Das Bett will mich heute nacht nicht. In meinem Kopf schwirren die Gedanken umher; die CD läuft zum wiederholten Mal. "Lord of the Dance", die Musik zur Show von Michael Flatley und Gruppe. Seine Tänze haben mich berührt, manchmal habe ich mit Tränen in den Augen vor dem Fernseher gesessen und mir nichts mehr gewünscht als noch einmal Kind sein zu dürfen mit der Möglichkeit, ein anderes Leben zu wählen. Leider war ich für eine Primaballerina erstens nicht diszipliniert genug und zweitens nicht rudelkompatibel, will heißen, in der Lage, mich einem höheren Ziel als meinem eigenen unterzuordnen. War also nichts mit Primaballerina.
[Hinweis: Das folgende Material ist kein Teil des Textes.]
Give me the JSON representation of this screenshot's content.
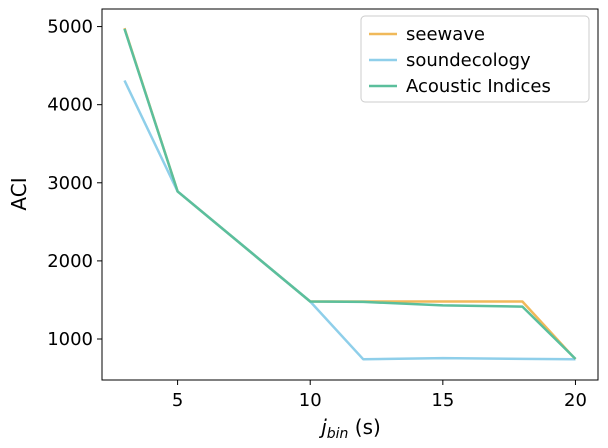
{
  "chart_data": {
    "type": "line",
    "xlabel_main": "j",
    "xlabel_sub": "bin",
    "xlabel_unit": " (s)",
    "ylabel": "ACI",
    "xlim": [
      2.15,
      20.85
    ],
    "ylim": [
      475,
      5225
    ],
    "xticks": [
      5,
      10,
      15,
      20
    ],
    "yticks": [
      1000,
      2000,
      3000,
      4000,
      5000
    ],
    "grid": false,
    "legend_position": "top-right",
    "series": [
      {
        "name": "seewave",
        "color": "#f0b95a",
        "x": [
          3,
          5,
          10,
          12,
          15,
          18,
          20
        ],
        "y": [
          4980,
          2890,
          1480,
          1480,
          1480,
          1480,
          740
        ]
      },
      {
        "name": "soundecology",
        "color": "#8fcfea",
        "x": [
          3,
          5,
          10,
          12,
          15,
          18,
          20
        ],
        "y": [
          4310,
          2890,
          1480,
          740,
          755,
          745,
          740
        ]
      },
      {
        "name": "Acoustic Indices",
        "color": "#5bbf9c",
        "x": [
          3,
          5,
          10,
          12,
          15,
          18,
          20
        ],
        "y": [
          4970,
          2890,
          1480,
          1475,
          1430,
          1415,
          745
        ]
      }
    ]
  }
}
Heute darf ich vorn stehen, manchmal herumstümpern, wenn ich mich von unglücklichen oder genervten Gesichtern irritieren lasse. Das macht die Nähe. Dort, wo es keine Nähe gibt, bin ich auch nicht irritiert. Manchmal bin ich richtig gut. Das ist immer dann der Fall, wenn ich bei mir bin, mich selbst loben kann und wenn das, was ich tue, vor meinem eigenen kritischen Auge besteht.
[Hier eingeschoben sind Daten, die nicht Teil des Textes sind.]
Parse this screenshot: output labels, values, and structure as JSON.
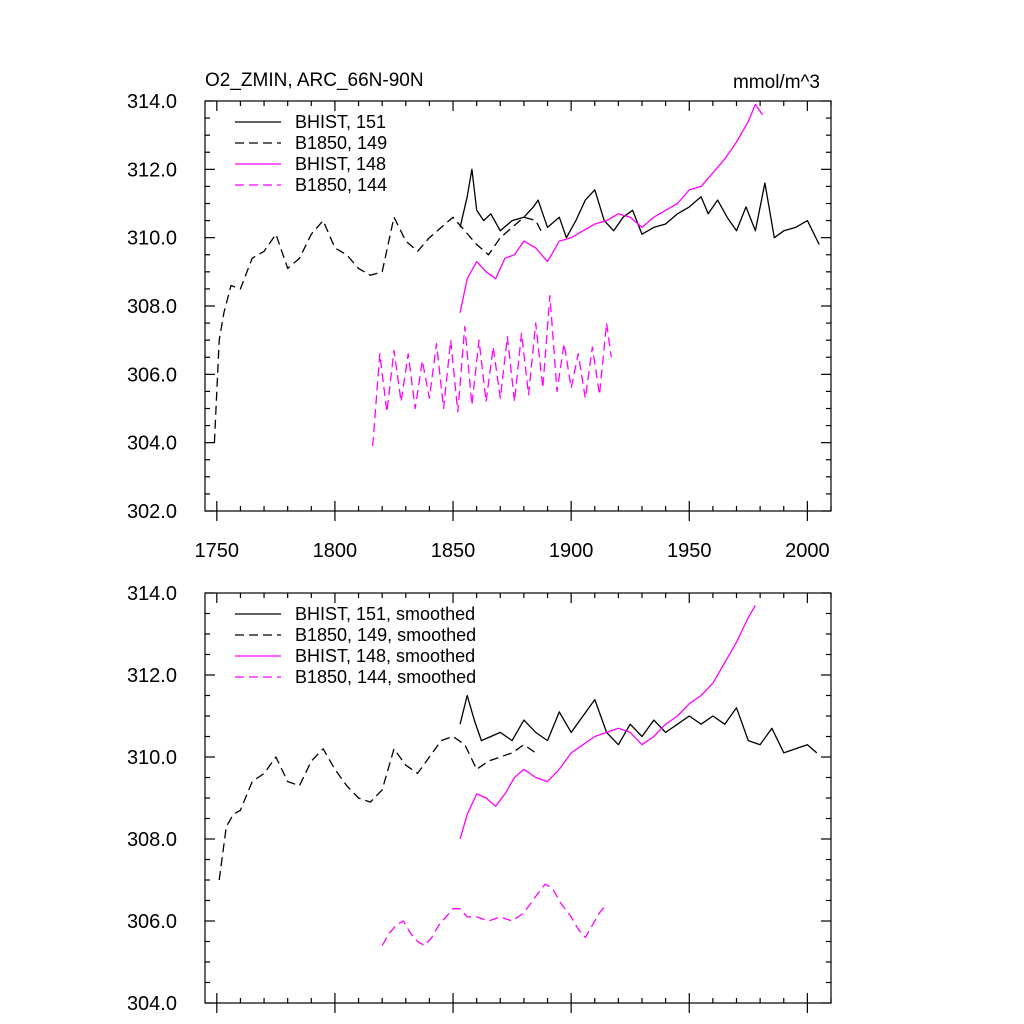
{
  "chart_data": [
    {
      "type": "line",
      "title": "O2_ZMIN, ARC_66N-90N",
      "units": "mmol/m^3",
      "xlim": [
        1745,
        2010
      ],
      "ylim": [
        302,
        314
      ],
      "xticks": [
        1750,
        1800,
        1850,
        1900,
        1950,
        2000
      ],
      "xtick_labels": [
        "1750",
        "1800",
        "1850",
        "1900",
        "1950",
        "2000"
      ],
      "yticks": [
        302,
        304,
        306,
        308,
        310,
        312,
        314
      ],
      "ytick_labels": [
        "302.0",
        "304.0",
        "306.0",
        "308.0",
        "310.0",
        "312.0",
        "314.0"
      ],
      "legend_position": "top-left",
      "series": [
        {
          "name": "BHIST, 151",
          "color": "#000000",
          "dash": "solid",
          "x": [
            1853,
            1856,
            1858,
            1860,
            1863,
            1866,
            1870,
            1875,
            1880,
            1884,
            1886,
            1890,
            1895,
            1898,
            1902,
            1906,
            1910,
            1914,
            1918,
            1922,
            1926,
            1930,
            1935,
            1940,
            1945,
            1950,
            1955,
            1958,
            1962,
            1966,
            1970,
            1974,
            1978,
            1982,
            1986,
            1990,
            1995,
            2000,
            2005
          ],
          "values": [
            310.3,
            311.2,
            312.0,
            310.8,
            310.5,
            310.7,
            310.2,
            310.5,
            310.6,
            310.9,
            311.1,
            310.3,
            310.6,
            310.0,
            310.5,
            311.1,
            311.4,
            310.5,
            310.2,
            310.6,
            310.8,
            310.1,
            310.3,
            310.4,
            310.7,
            310.9,
            311.2,
            310.7,
            311.1,
            310.6,
            310.2,
            310.9,
            310.2,
            311.6,
            310.0,
            310.2,
            310.3,
            310.5,
            309.8
          ]
        },
        {
          "name": "B1850, 149",
          "color": "#000000",
          "dash": "dashed",
          "x": [
            1749,
            1751,
            1753,
            1756,
            1760,
            1765,
            1770,
            1775,
            1780,
            1785,
            1790,
            1795,
            1800,
            1805,
            1810,
            1815,
            1820,
            1825,
            1830,
            1835,
            1840,
            1845,
            1850,
            1855,
            1860,
            1865,
            1870,
            1875,
            1880,
            1885,
            1888
          ],
          "values": [
            304.0,
            307.0,
            307.8,
            308.6,
            308.5,
            309.4,
            309.6,
            310.1,
            309.1,
            309.4,
            310.1,
            310.5,
            309.7,
            309.5,
            309.1,
            308.9,
            309.0,
            310.6,
            309.9,
            309.6,
            310.0,
            310.3,
            310.6,
            310.2,
            309.8,
            309.5,
            310.0,
            310.3,
            310.6,
            310.5,
            310.1
          ]
        },
        {
          "name": "BHIST, 148",
          "color": "#ff00ff",
          "dash": "solid",
          "x": [
            1853,
            1856,
            1860,
            1864,
            1868,
            1872,
            1876,
            1880,
            1885,
            1890,
            1895,
            1900,
            1905,
            1910,
            1915,
            1920,
            1925,
            1930,
            1935,
            1940,
            1945,
            1950,
            1955,
            1960,
            1965,
            1970,
            1975,
            1978,
            1981
          ],
          "values": [
            307.8,
            308.8,
            309.3,
            309.0,
            308.8,
            309.4,
            309.5,
            309.9,
            309.7,
            309.3,
            309.9,
            310.0,
            310.2,
            310.4,
            310.5,
            310.7,
            310.6,
            310.3,
            310.6,
            310.8,
            311.0,
            311.4,
            311.5,
            311.9,
            312.3,
            312.8,
            313.4,
            313.9,
            313.6
          ]
        },
        {
          "name": "B1850, 144",
          "color": "#ff00ff",
          "dash": "dashed",
          "x": [
            1816,
            1819,
            1822,
            1825,
            1828,
            1831,
            1834,
            1837,
            1840,
            1843,
            1846,
            1849,
            1852,
            1855,
            1858,
            1861,
            1864,
            1867,
            1870,
            1873,
            1876,
            1879,
            1882,
            1885,
            1888,
            1891,
            1894,
            1897,
            1900,
            1903,
            1906,
            1909,
            1912,
            1915,
            1917
          ],
          "values": [
            303.9,
            306.6,
            304.9,
            306.7,
            305.2,
            306.6,
            305.0,
            306.4,
            305.3,
            306.9,
            305.0,
            307.0,
            304.9,
            307.4,
            305.1,
            307.0,
            305.2,
            306.8,
            305.3,
            307.1,
            305.2,
            307.2,
            305.4,
            307.5,
            305.6,
            308.3,
            305.5,
            306.9,
            305.6,
            306.6,
            305.3,
            306.8,
            305.4,
            307.5,
            306.5
          ]
        }
      ]
    },
    {
      "type": "line",
      "xlim": [
        1745,
        2010
      ],
      "ylim": [
        304,
        314
      ],
      "xticks": [
        1750,
        1800,
        1850,
        1900,
        1950,
        2000
      ],
      "yticks": [
        304,
        306,
        308,
        310,
        312,
        314
      ],
      "ytick_labels": [
        "304.0",
        "306.0",
        "308.0",
        "310.0",
        "312.0",
        "314.0"
      ],
      "legend_position": "top-left",
      "series": [
        {
          "name": "BHIST, 151, smoothed",
          "color": "#000000",
          "dash": "solid",
          "x": [
            1853,
            1856,
            1859,
            1862,
            1866,
            1870,
            1875,
            1880,
            1885,
            1890,
            1895,
            1900,
            1905,
            1910,
            1915,
            1920,
            1925,
            1930,
            1935,
            1940,
            1945,
            1950,
            1955,
            1960,
            1965,
            1970,
            1975,
            1980,
            1985,
            1990,
            1995,
            2000,
            2004
          ],
          "values": [
            310.8,
            311.5,
            310.9,
            310.4,
            310.5,
            310.6,
            310.4,
            310.9,
            310.6,
            310.4,
            311.1,
            310.6,
            311.0,
            311.4,
            310.6,
            310.3,
            310.8,
            310.5,
            310.9,
            310.6,
            310.8,
            311.0,
            310.8,
            311.0,
            310.8,
            311.2,
            310.4,
            310.3,
            310.7,
            310.1,
            310.2,
            310.3,
            310.1
          ]
        },
        {
          "name": "B1850, 149, smoothed",
          "color": "#000000",
          "dash": "dashed",
          "x": [
            1751,
            1754,
            1757,
            1760,
            1765,
            1770,
            1775,
            1780,
            1785,
            1790,
            1795,
            1800,
            1805,
            1810,
            1815,
            1820,
            1825,
            1830,
            1835,
            1840,
            1845,
            1850,
            1855,
            1860,
            1865,
            1870,
            1875,
            1880,
            1885
          ],
          "values": [
            307.0,
            308.3,
            308.6,
            308.7,
            309.4,
            309.6,
            310.0,
            309.4,
            309.3,
            309.9,
            310.2,
            309.7,
            309.3,
            309.0,
            308.9,
            309.2,
            310.2,
            309.8,
            309.6,
            310.0,
            310.4,
            310.5,
            310.3,
            309.7,
            309.9,
            310.0,
            310.1,
            310.3,
            310.1
          ]
        },
        {
          "name": "BHIST, 148, smoothed",
          "color": "#ff00ff",
          "dash": "solid",
          "x": [
            1853,
            1856,
            1860,
            1864,
            1868,
            1872,
            1876,
            1880,
            1885,
            1890,
            1895,
            1900,
            1905,
            1910,
            1915,
            1920,
            1925,
            1930,
            1935,
            1940,
            1945,
            1950,
            1955,
            1960,
            1965,
            1970,
            1975,
            1978
          ],
          "values": [
            308.0,
            308.6,
            309.1,
            309.0,
            308.8,
            309.1,
            309.5,
            309.7,
            309.5,
            309.4,
            309.7,
            310.1,
            310.3,
            310.5,
            310.6,
            310.7,
            310.6,
            310.3,
            310.5,
            310.8,
            311.0,
            311.3,
            311.5,
            311.8,
            312.3,
            312.8,
            313.4,
            313.7
          ]
        },
        {
          "name": "B1850, 144, smoothed",
          "color": "#ff00ff",
          "dash": "dashed",
          "x": [
            1820,
            1823,
            1826,
            1829,
            1832,
            1835,
            1838,
            1841,
            1844,
            1847,
            1850,
            1853,
            1856,
            1860,
            1865,
            1870,
            1875,
            1880,
            1885,
            1889,
            1892,
            1896,
            1900,
            1903,
            1906,
            1909,
            1912,
            1915
          ],
          "values": [
            305.4,
            305.7,
            305.9,
            306.0,
            305.7,
            305.5,
            305.4,
            305.6,
            305.9,
            306.1,
            306.3,
            306.3,
            306.1,
            306.1,
            306.0,
            306.1,
            306.0,
            306.2,
            306.6,
            306.9,
            306.8,
            306.4,
            306.1,
            305.8,
            305.6,
            305.9,
            306.2,
            306.4
          ]
        }
      ]
    }
  ]
}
Es ist schön, dass ich morgen nahezu ausschlafen kann. So, wie ich während der letzten zwei Wochen oft vor dem Hahn wachgeworden bin, finde ich zur Zeit einfach nicht den Weg ins Bett. Ausnahme ist ein erhöhter Alkoholkonsum. Heute gibt es aber nur Rotwein in homöopathischen Dosen. Bin wach. Sehr wach. Ideen wirbeln durch meinen Kopf wie Atome durch die Brennstäbe (tun die das?). Ich sehe auf einmal unendlich viele Möglichkeiten, die geordnet werden wollen. Auf einmal ist da eine Zukunft, mit der ich nicht gerechnet hätte. Was wird aus meinem Haus auf Kreta? Brauche ich es noch, wenn ich den Strand habe? Oder kann ich mein eigenes Haus sein? Ein Wintergarten im Sommer neuer Gefühle? Muss ich noch? Oder darf ich jetzt? Soll ich? Oder will ich?
Manche Träume werden sich möglicherweise nicht mehr erfüllen lassen.(Liebe Grüße von hier an Susanne: Ich bin neidisch auf Dich! Und ich gönne Dir jeden 32er-Bogen, den die Menschen vor der Bühne mitschreiben.) Andere werde ich leben können, denn es liegt an und in mir. Ich sollte wirklich ins Bett gehen - morgen wird eine schöne Choreographie mit logischem Aufbau von mir erwartet. Von mir. Und den anderen. Will mir keine Blößen mehr geben, sondern eine adäquate Leistung abliefern.
Ob ich nachher wohl laufen werde? Oder doch eher ausschlafen? Was auch immer ich nach dem Aufwachen tun werde, vorher werde ich träumen. Schöne, warme, erfüllte, glückliche Träume.